Mittelman argues the U.S. is a middle power, no longer a global hegemon

The United States is no longer a superpower or global hegemon but a middle power, political economist Mittelman argues in a sweeping commentary that frames American influence as increasingly dependent on coercion rather than consent. Positioning his critique against both Trump-aligned voices who boast of unrivaled U.S.
hegemony and analysts such as Fareed Zakaria who lament its decline, Mittelman says both camps misunderstand what hegemony requires. Drawing on Antonio Gramsci, he defines hegemony as a blend of consent and coercion—one in which consent lowers the need for force.
As coercion predominates, he argues, hegemony dissipates. He characterizes the United States as a semi-democracy and asserts that the “imperial presidency” lacks a credible narrative.
Mittelman traces America’s ascendancy to the post–World War II order, when the United States helped architect institutions such as the World Bank and International Monetary Fund and later gave rise to the Washington Consensus of deregulation, liberalization and privatization.
In his view, those policies entrenched U.S. interests abroad but also fueled fragmentation and distrust at home.

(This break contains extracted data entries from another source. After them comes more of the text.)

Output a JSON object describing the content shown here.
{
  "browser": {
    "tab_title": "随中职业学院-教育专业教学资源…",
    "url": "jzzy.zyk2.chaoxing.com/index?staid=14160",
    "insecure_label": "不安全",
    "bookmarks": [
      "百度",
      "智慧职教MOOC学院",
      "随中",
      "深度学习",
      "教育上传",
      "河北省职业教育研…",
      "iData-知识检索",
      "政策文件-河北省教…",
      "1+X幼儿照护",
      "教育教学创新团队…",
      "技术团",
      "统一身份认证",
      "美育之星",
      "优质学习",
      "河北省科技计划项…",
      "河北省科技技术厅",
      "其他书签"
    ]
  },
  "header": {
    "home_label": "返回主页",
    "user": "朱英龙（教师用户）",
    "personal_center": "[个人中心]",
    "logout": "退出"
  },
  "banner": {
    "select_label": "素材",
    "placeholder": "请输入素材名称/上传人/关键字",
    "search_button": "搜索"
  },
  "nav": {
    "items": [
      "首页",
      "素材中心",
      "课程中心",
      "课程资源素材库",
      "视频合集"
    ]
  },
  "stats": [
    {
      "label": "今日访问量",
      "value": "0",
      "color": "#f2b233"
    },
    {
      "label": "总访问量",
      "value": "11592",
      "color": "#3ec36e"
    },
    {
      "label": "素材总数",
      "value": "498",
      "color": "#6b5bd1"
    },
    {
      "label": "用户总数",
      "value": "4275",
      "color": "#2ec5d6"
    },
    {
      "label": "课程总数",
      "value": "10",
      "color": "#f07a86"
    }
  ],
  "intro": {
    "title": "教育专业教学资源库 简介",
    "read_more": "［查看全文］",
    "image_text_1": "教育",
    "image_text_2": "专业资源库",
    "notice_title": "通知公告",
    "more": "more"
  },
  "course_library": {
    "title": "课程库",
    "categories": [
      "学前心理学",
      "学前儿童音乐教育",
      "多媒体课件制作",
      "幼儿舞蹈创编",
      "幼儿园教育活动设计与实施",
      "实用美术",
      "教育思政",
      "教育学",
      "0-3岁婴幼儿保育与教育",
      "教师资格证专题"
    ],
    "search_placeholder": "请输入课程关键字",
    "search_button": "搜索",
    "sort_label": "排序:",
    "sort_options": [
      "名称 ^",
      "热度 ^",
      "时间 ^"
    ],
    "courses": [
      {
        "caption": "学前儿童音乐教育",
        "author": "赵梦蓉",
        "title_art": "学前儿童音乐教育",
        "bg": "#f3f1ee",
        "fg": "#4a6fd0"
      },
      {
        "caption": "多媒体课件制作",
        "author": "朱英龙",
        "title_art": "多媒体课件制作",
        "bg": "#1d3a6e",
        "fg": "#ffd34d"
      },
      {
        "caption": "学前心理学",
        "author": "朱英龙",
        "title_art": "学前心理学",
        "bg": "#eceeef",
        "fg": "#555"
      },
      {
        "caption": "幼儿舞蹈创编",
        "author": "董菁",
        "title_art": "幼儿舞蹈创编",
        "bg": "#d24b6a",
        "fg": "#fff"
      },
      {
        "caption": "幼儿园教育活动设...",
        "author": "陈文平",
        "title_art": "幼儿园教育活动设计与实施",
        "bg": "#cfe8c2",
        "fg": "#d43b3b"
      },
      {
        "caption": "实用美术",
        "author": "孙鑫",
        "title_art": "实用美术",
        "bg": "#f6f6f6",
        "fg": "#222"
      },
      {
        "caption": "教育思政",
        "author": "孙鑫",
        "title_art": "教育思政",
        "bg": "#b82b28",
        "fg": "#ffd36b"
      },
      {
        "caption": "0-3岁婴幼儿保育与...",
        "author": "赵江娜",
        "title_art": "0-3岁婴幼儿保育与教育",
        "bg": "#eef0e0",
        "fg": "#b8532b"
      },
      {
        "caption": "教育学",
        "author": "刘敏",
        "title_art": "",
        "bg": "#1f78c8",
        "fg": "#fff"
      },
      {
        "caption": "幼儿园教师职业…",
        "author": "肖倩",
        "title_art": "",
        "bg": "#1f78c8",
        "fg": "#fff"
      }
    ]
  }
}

Turning to recent years, he criticizes what he calls decision-making by gut instinct and disregard for legal constraints, citing Donald Trump’s remark that the only limitation is “my own morality.
My own mind.” He writes that the so‑called rules-based order, or “Pax Americana,” was declared dead at the 2026 World Economic Forum, and quotes Canada’s prime minister, Mark Carney, describing a “rupture.” Amid what he describes as preemptive military incursions, tariffs and mass deportations, Mittelman writes that Trump has continued to tout himself and campaign for the Nobel Peace Prize.
He contends the administration is ramping up brute coercion at home, pointing to alleged actions by immigration agents in Minnesota, and argues these measures signal political weakness, not strength. He says rising military budgets are crowding out spending on education, health care, culture and infrastructure.
Citing Stockholm International Peace Research Institute data from 2025, he notes the United States expended nearly $1 trillion on military outlays in 2024—37% of global military spending—and more than the next nine countries combined.
Owing to what he describes as wars on Venezuela and Iran, he writes that costs for munitions, veterans’ care and interest on the debt rose further; Harvard scholar Linda Bilmes, he adds, expects the conflict in Iran to cost U.S. taxpayers more than $1 trillion.
Mittelman places these trends alongside persistent poverty and inequality, citing U.S. census data, and notes that the number of billionaires increased by 50% from 2017 to 2025 while the corporate tax rate fell from 35% to 21%. He argues that coercive diplomacy, trade wars, digital falsehoods and threats have accelerated the collapse of American hegemony, compounded by democratic backsliding.
He cites the U.S. Liberal Democracy Index 2026 as showing the country fell from 20th to 51st among 179 countries in a single year and links that slide to middling rankings on happiness, inequality and trust. In sum, Mittelman maintains that a U.S. order once grounded in consent has given way to coercion at home and abroad, leaving the country not as a hegemon but as a middle power.